Così il tecnico di Figline Valdarno, nonostante le dediche europee ai napoletani, ne ha preso le distanze e recintato la fecondazione del “sarrismo” a una vicenda del tutto personale, attribuendone la nascita esclusivamente alle sconfitte e agli schiaffi presi, a prescindere dall’ambiente in cui è stata sublimata la sua idea di calcio. Vero è che Sarri si è fatto caparbiamente da sé, ma nessun suffisso era mai stato agganciato al nome di un allenatore italiano, neanche di quelli più vincenti della nostra storia. Se è accaduto con Sarri è perché Sarri, che nulla aveva vinto, ha esaltato il Napoli e Napoli ha esaltato Sarri. “Sarrismo” e “sarristi” sono sbocciati a Napoli, dopo una lunga e impervia gavetta dell’allenatore in giro per l’Italia.

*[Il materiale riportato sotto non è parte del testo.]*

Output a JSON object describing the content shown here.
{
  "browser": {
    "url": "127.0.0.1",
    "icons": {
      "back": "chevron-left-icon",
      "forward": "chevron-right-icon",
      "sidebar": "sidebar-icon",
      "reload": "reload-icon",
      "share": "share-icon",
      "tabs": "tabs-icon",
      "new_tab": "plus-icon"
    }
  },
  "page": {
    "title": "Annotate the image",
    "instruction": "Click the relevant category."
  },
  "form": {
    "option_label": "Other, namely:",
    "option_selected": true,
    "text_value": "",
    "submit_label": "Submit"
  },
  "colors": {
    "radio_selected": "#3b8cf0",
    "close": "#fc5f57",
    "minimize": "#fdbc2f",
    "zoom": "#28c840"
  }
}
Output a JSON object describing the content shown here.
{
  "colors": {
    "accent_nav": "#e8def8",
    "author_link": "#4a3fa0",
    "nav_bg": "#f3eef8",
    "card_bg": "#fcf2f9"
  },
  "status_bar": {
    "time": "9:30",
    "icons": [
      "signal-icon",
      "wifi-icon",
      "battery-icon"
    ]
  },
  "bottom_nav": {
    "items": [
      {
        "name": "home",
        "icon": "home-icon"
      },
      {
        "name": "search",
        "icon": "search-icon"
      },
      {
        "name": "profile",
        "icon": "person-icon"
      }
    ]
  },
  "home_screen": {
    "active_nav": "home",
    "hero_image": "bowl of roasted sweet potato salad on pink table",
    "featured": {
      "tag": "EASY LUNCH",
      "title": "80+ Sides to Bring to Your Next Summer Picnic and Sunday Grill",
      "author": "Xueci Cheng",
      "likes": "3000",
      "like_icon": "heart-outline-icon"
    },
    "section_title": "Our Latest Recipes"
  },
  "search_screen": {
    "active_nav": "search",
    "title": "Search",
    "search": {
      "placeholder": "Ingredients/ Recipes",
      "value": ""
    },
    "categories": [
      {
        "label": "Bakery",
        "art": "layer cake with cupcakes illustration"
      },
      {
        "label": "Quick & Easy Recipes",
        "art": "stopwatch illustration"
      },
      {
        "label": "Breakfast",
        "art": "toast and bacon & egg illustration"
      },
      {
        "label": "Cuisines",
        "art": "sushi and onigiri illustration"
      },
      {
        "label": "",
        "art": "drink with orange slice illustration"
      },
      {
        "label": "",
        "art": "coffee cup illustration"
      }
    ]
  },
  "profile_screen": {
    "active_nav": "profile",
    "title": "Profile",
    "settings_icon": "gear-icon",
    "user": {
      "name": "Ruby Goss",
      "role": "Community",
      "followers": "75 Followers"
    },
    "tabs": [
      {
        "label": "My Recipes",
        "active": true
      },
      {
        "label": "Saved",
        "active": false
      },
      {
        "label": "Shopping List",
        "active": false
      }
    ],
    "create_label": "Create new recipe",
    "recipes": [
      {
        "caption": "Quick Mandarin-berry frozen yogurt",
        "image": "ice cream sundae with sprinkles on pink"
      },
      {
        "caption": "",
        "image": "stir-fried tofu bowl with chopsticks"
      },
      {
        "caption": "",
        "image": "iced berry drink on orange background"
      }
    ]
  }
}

Il fatto è che il mister ha preso le distanze anche dai linguisti della Treccani, che il neologismo l’hanno sdoganato sul loro dizionario di lingua italiana. Non lo avrebbero fatto se l’accezione non fosse ampiamente condivisa da Bolzano a Pantelleria. Lungo lo Stivale, tutti hanno ammirato e lodato la fantastica storia di Sarri a Napoli, quella di un pifferaio che scacciò i topi al suono del suo strumento magico mentre la folla lo portava in trionfo. Là, dove l’estetica concessa anche nella provincia empolese beneficiò dell’afflato partenopeo, del sostegno di un popolo che creò il personaggio. I napoletani gli infilarono i panni del condottiero, e a lui piacquero tantissimo.
Anche se Sarri minimizza il neologismo per non estenderne il significato al mondo al di fuori di sé, il “sarrismo” è nato in quanto sintesi di una personalità calzata alla napoletanità, in quanto filosofia di un genio consacrata da un ambiente a lui congeniale. E i “sarristi” si sono moltiplicati perché esiste la smisurata passione calcistica napoletana, totalmente riflessa nella squadra della città più identitaria d’Italia.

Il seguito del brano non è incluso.